Wowwie. Good one Sunny.


----------



## Wildcat (Sep 24, 2007)

Damn!


----------



## syscom3 (Sep 24, 2007)

Great find!!!!


----------



## Gnomey (Sep 24, 2007)

Nice find.


----------



## evangilder (Sep 24, 2007)

Yikes!


----------



## ccheese (Sep 25, 2007)

WOW.... wonder what ship ?

Charles


----------



## sunny91 (Sep 25, 2007)

I have found this:

This happened in Sept of 1998 aboard the
"Bonhomer Richard", pronounced with a
french dialect. My squadron was HMM-164 and I was
a CH-46 Helo Mech. We were supporting Operation
Urban Warrior off the Monterey coast in
California. This bird was taking media crews back
and forth from land to the carrier all day and at
this moment they were leaving to go back to shore.
I was in the chow hall aboard the Bonhomer
"Dick" when this happened. CH-46
crewchief Sgt. Beyers received smoke inhalation
while saving these people and was treated at the
scene.
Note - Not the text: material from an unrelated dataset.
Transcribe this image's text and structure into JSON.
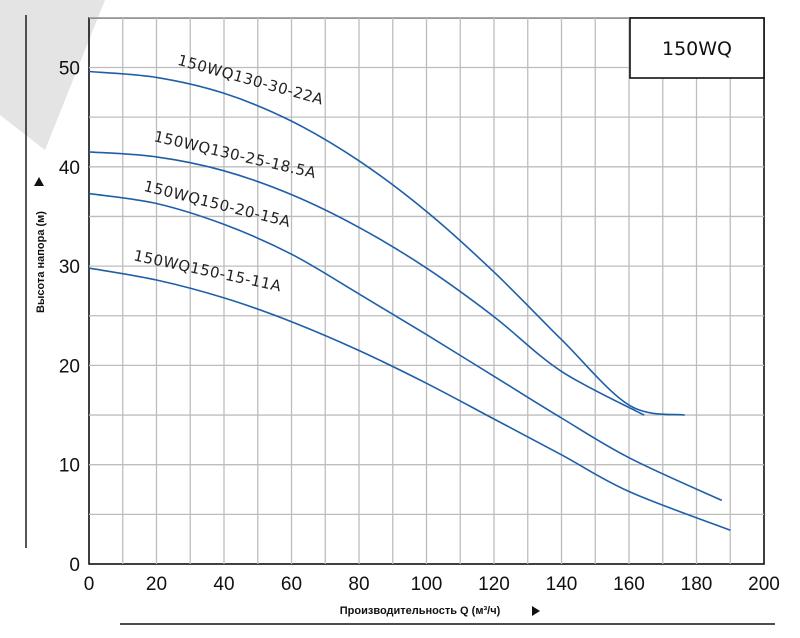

For his actions "under fire", no
pun intended, he received a Certificate of
comendation and a "NAM". After
investigating, it was found that a pinhole in one
of the aft transmission lines was
atomizing(spraying) fluid and the spray was being
sucked into the aft generator and this caused the
fire. Transmission fluid is not flammable in large
quantities but when atomized it is very flammable.
The aft portion of this bird was completely
destroyed and had to be removed and replaced.
After 9 months of rebuilding this bird was put
back into the fleet and renumbered. Before the
fire it was #07 and after we got it back it was
#15.


Sunny


----------



## Bf109_g (Sep 26, 2007)

Nice video Sunny


----------



## Aggie08 (Sep 26, 2007)

Good God, that's terrifying. I can only imagine how scary it is when you're 200 feet up and you've just been hit.


----------



## ToughOmbre (Sep 26, 2007)

Scary. Dangerous business  

TO


----------